Why Profit is the Dominant Objective

 A major reason for organisations using profits as the overriding objective is the belief that this gives rise to the most effective overall use of scarce resources. If companies always attempt to maximise profits, it is argued, then factors of production will be used to their best effect. This philosophical legacy of economists, regarding the role and purpose of profits in an economy, still pervades and affects our thinking with regard to the primary role and purpose of organisations

 A second reason is that quite simply a company that consistently fails to make profits will eventually cease to exist (unless of course it receives funds from some other source such as a government subsidy).
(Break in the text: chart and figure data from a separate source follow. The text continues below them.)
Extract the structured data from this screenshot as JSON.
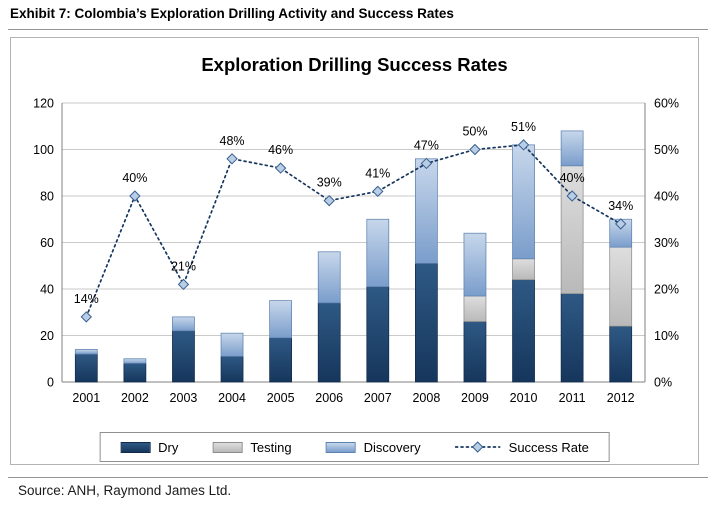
{
  "header": {
    "title": "Exhibit 7: Colombia’s Exploration Drilling Activity and Success Rates"
  },
  "footer": {
    "source": "Source: ANH, Raymond James Ltd."
  },
  "chart_data": {
    "type": "combo-stacked-bar-line",
    "title": "Exploration Drilling Success Rates",
    "categories": [
      "2001",
      "2002",
      "2003",
      "2004",
      "2005",
      "2006",
      "2007",
      "2008",
      "2009",
      "2010",
      "2011",
      "2012"
    ],
    "series": [
      {
        "name": "Dry",
        "type": "bar",
        "values": [
          12,
          8,
          22,
          11,
          19,
          34,
          41,
          51,
          26,
          44,
          38,
          24
        ],
        "color_top": "#2e5984",
        "color_bottom": "#16365c",
        "border": "#122b4c"
      },
      {
        "name": "Testing",
        "type": "bar",
        "values": [
          0,
          0,
          0,
          0,
          0,
          0,
          0,
          0,
          11,
          9,
          55,
          34
        ],
        "color_top": "#dedede",
        "color_bottom": "#b9b9b9",
        "border": "#8c8c8c"
      },
      {
        "name": "Discovery",
        "type": "bar",
        "values": [
          2,
          2,
          6,
          10,
          16,
          22,
          29,
          45,
          27,
          49,
          15,
          12
        ],
        "color_top": "#c7d7eb",
        "color_bottom": "#7a9dcb",
        "border": "#5e82b0"
      },
      {
        "name": "Success Rate",
        "type": "line",
        "axis": "right",
        "unit": "%",
        "values": [
          14,
          40,
          21,
          48,
          46,
          39,
          41,
          47,
          50,
          51,
          40,
          34
        ],
        "line_color": "#17375e",
        "marker_fill": "#b9cde5",
        "marker_stroke": "#376092"
      }
    ],
    "left_axis": {
      "min": 0,
      "max": 120,
      "step": 20,
      "ticks": [
        "0",
        "20",
        "40",
        "60",
        "80",
        "100",
        "120"
      ]
    },
    "right_axis": {
      "min": 0,
      "max": 60,
      "step": 10,
      "ticks": [
        "0%",
        "10%",
        "20%",
        "30%",
        "40%",
        "50%",
        "60%"
      ]
    },
    "grid": "horizontal",
    "legend_position": "bottom"
  }
}
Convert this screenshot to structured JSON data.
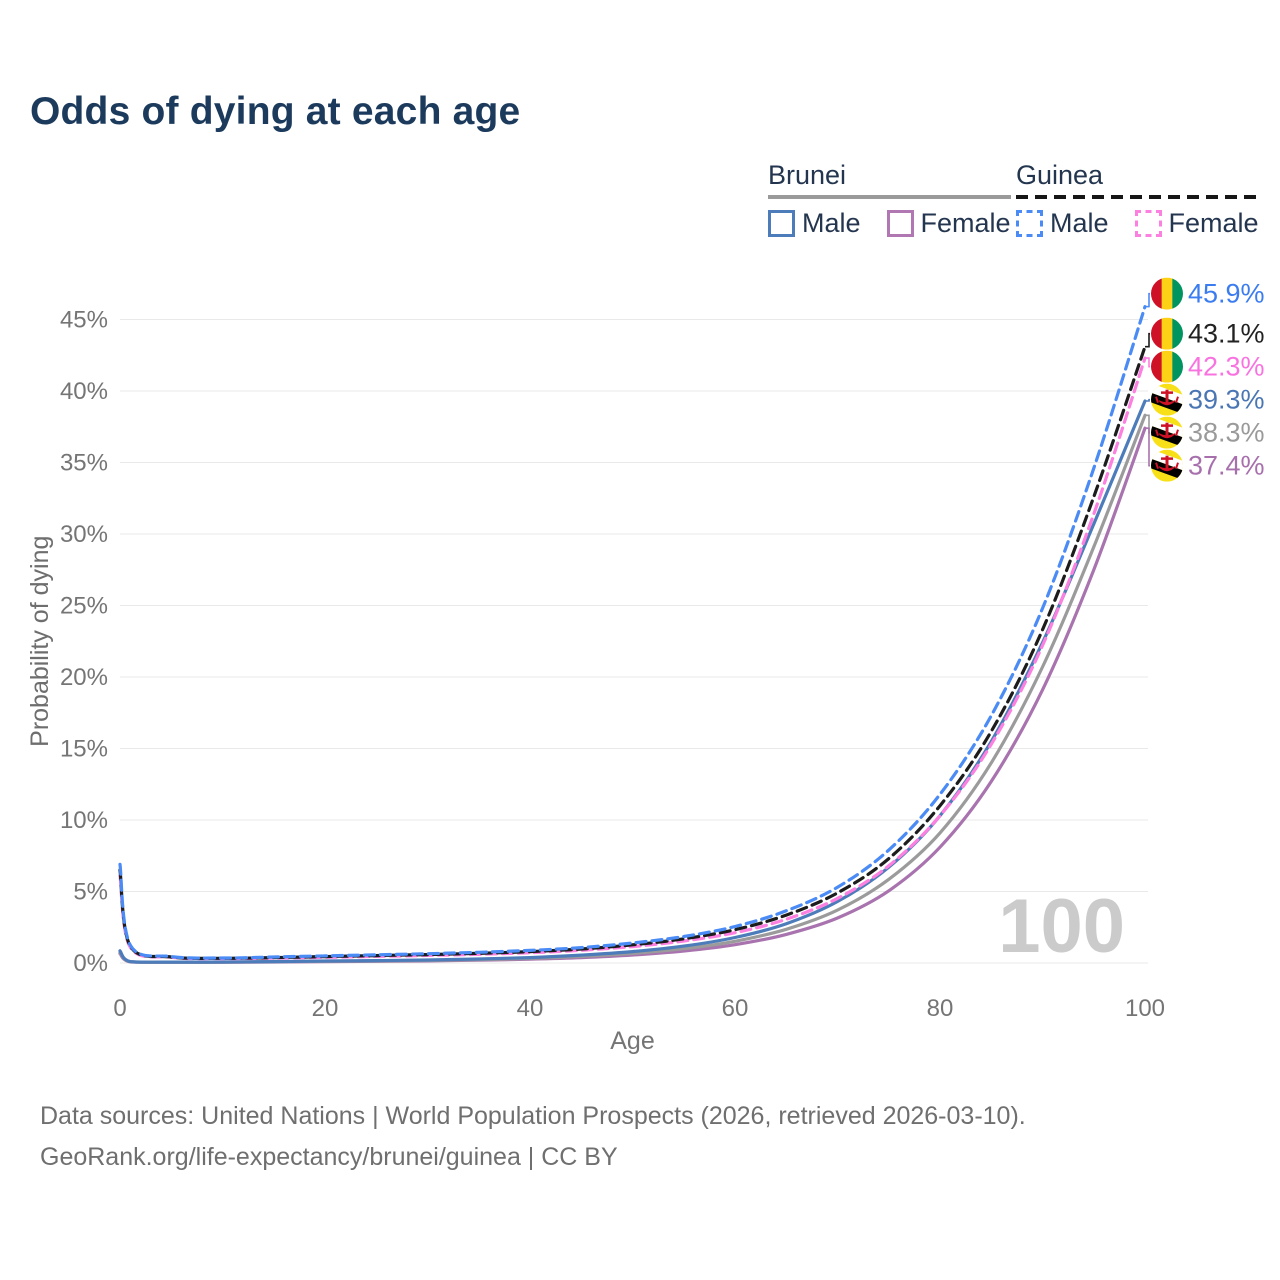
{
  "title": "Odds of dying at each age",
  "watermark": "100",
  "footer": {
    "line1": "Data sources: United Nations | World Population Prospects (2026, retrieved 2026-03-10).",
    "line2": "GeoRank.org/life-expectancy/brunei/guinea | CC BY"
  },
  "legend": {
    "groups": [
      {
        "country": "Brunei",
        "line_style": "solid",
        "line_color": "#9a9a9a",
        "items": [
          {
            "label": "Male",
            "color": "#4d7cba",
            "dashed": false
          },
          {
            "label": "Female",
            "color": "#b077b2",
            "dashed": false
          }
        ]
      },
      {
        "country": "Guinea",
        "line_style": "dashed",
        "line_color": "#161616",
        "items": [
          {
            "label": "Male",
            "color": "#4b8bf5",
            "dashed": true
          },
          {
            "label": "Female",
            "color": "#fb80e0",
            "dashed": true
          }
        ]
      }
    ]
  },
  "flag_colors": {
    "guinea": [
      "#ce1126",
      "#fcd116",
      "#009460"
    ],
    "brunei": {
      "field": "#f7e017",
      "stripe_white": "#ffffff",
      "stripe_black": "#000000",
      "crest": "#cf1126"
    }
  },
  "chart_data": {
    "type": "line",
    "title": "Odds of dying at each age",
    "xlabel": "Age",
    "ylabel": "Probability of dying",
    "xlim": [
      0,
      100
    ],
    "ylim_pct": [
      0,
      47
    ],
    "grid": "horizontal",
    "legend_position": "top-right",
    "xticks": [
      "0",
      "20",
      "40",
      "60",
      "80",
      "100"
    ],
    "xtick_values": [
      0,
      20,
      40,
      60,
      80,
      100
    ],
    "ytick_labels": [
      "0%",
      "5%",
      "10%",
      "15%",
      "20%",
      "25%",
      "30%",
      "35%",
      "40%",
      "45%"
    ],
    "ytick_values_pct": [
      0,
      5,
      10,
      15,
      20,
      25,
      30,
      35,
      40,
      45
    ],
    "x_ages": [
      0,
      1,
      5,
      10,
      15,
      20,
      25,
      30,
      35,
      40,
      45,
      50,
      55,
      60,
      65,
      70,
      75,
      80,
      85,
      90,
      95,
      100
    ],
    "series": [
      {
        "name": "Brunei Female",
        "country": "Brunei",
        "sex": "Female",
        "flag": "brunei",
        "color": "#a873ae",
        "label_color": "#a770ad",
        "dashed": false,
        "end_label": "37.4%",
        "values_pct": [
          0.65,
          0.08,
          0.05,
          0.05,
          0.07,
          0.1,
          0.12,
          0.15,
          0.2,
          0.27,
          0.38,
          0.56,
          0.84,
          1.28,
          2.0,
          3.15,
          5.05,
          8.1,
          12.7,
          19.1,
          27.5,
          37.4
        ]
      },
      {
        "name": "Brunei Total",
        "country": "Brunei",
        "sex": "Both",
        "flag": "brunei",
        "color": "#9b9b9b",
        "label_color": "#9a9a9a",
        "dashed": false,
        "end_label": "38.3%",
        "values_pct": [
          0.75,
          0.09,
          0.05,
          0.06,
          0.09,
          0.12,
          0.14,
          0.18,
          0.24,
          0.32,
          0.46,
          0.67,
          1.0,
          1.52,
          2.36,
          3.7,
          5.85,
          9.1,
          14.0,
          20.7,
          29.1,
          38.3
        ]
      },
      {
        "name": "Brunei Male",
        "country": "Brunei",
        "sex": "Male",
        "flag": "brunei",
        "color": "#4d7cba",
        "label_color": "#4a77b4",
        "dashed": false,
        "end_label": "39.3%",
        "values_pct": [
          0.85,
          0.1,
          0.06,
          0.07,
          0.1,
          0.14,
          0.17,
          0.21,
          0.28,
          0.38,
          0.55,
          0.8,
          1.18,
          1.78,
          2.75,
          4.3,
          6.7,
          10.3,
          15.5,
          22.4,
          30.7,
          39.3
        ]
      },
      {
        "name": "Guinea Female",
        "country": "Guinea",
        "sex": "Female",
        "flag": "guinea",
        "color": "#fb80e0",
        "label_color": "#f973e0",
        "dashed": true,
        "end_label": "42.3%",
        "values_pct": [
          6.1,
          1.1,
          0.4,
          0.31,
          0.34,
          0.4,
          0.46,
          0.53,
          0.61,
          0.72,
          0.89,
          1.15,
          1.54,
          2.12,
          3.06,
          4.52,
          6.8,
          10.3,
          15.3,
          22.2,
          31.4,
          42.3
        ]
      },
      {
        "name": "Guinea Total",
        "country": "Guinea",
        "sex": "Both",
        "flag": "guinea",
        "color": "#1c1c1c",
        "label_color": "#222222",
        "dashed": true,
        "end_label": "43.1%",
        "values_pct": [
          6.5,
          1.18,
          0.42,
          0.33,
          0.38,
          0.45,
          0.52,
          0.59,
          0.68,
          0.8,
          0.98,
          1.27,
          1.69,
          2.33,
          3.35,
          4.9,
          7.3,
          11.0,
          16.2,
          23.3,
          32.6,
          43.1
        ]
      },
      {
        "name": "Guinea Male",
        "country": "Guinea",
        "sex": "Male",
        "flag": "guinea",
        "color": "#4b8bf5",
        "label_color": "#3b7df0",
        "dashed": true,
        "end_label": "45.9%",
        "values_pct": [
          6.9,
          1.25,
          0.45,
          0.35,
          0.42,
          0.5,
          0.57,
          0.65,
          0.75,
          0.88,
          1.08,
          1.4,
          1.85,
          2.55,
          3.65,
          5.3,
          7.9,
          11.8,
          17.3,
          24.8,
          34.6,
          45.9
        ]
      }
    ]
  }
}
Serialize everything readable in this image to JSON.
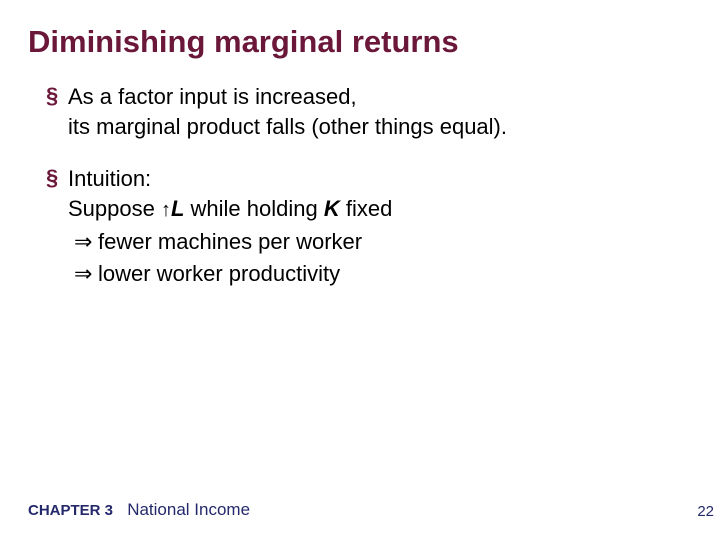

 A third reason is that most companies need to produce enough profit to satisfy the providers of capital whether these are private owners, shareholders, banks or other sources. If profits are not sufficient these providers are likely to withdraw their capital.  A fourth reason for stressing the primacy of profits is that, unless a company makes

adequate profits, then in addition to not satisfying investors and shareholders the company itself may be unable to invest itself in new machinery, new products, and so on. Much investment comes from retained profits.

Objectives Other Than Profit

Profits are not the only objective that should be included in strategic plans, which should have regard to other key areas of corporate performance. These might legitimately include objectives relating to one or more of the five areas of performance discussed below.

(a) Company Growth

Very often companies set objectives in terms of required rates of company growth. This, of course, may include objectives for growth in profits, but often is couched in terms of say growth in sales/turnover, or even some other measure of company size such as number of employees.

Often company success is judged on the basis of growth rates. Companies who have been very successful in terms of growth include Amazon and Google

(b) Market Share

Gaining a particular market share is often a key objective.. This is because market share is one of the best measures of marketing and competitive success. Clearly there is a danger that market share objectives and targets can conflict with profitability

objectives.

In the airline market the low-cost operators such as Ryanair and Easyjet have been very successful in increasing their shares.

(c) Corporate Stability or Survival

Particularly when economic conditions are difficult a company may focus as much on surviving as on growing and/or increasing its profits. Clearly too much emphasis on simply surviving can lead to a lack of innovation and entrepreneurship, but sometimes an organisation may have no option but to retrench.

The music industry's sales have been severely affected by the growth in downloading from the internet, and so record companies have turned from looking for growth to establishing objectives and strategies to survive.

(d) Corporate Image

Many companies have objectives relating to how they wish to be perceived in the market (and often in the wider society). For example, some companies wish to enhance their image as "green" organisations, or as "caring for the community". Examples of companies who consider performance in this area important include the retailer Body Shop and the oil company BP

(e) Technological/Innovation Leadership

Some companies set themselves the objective of being the technological/innovation leader in a market, though it has to be said that this is very often a subsidiary objective to the profit objective itself, i.e. the idea is that by being technological/innovation leader, higher long-term profits will be achieved.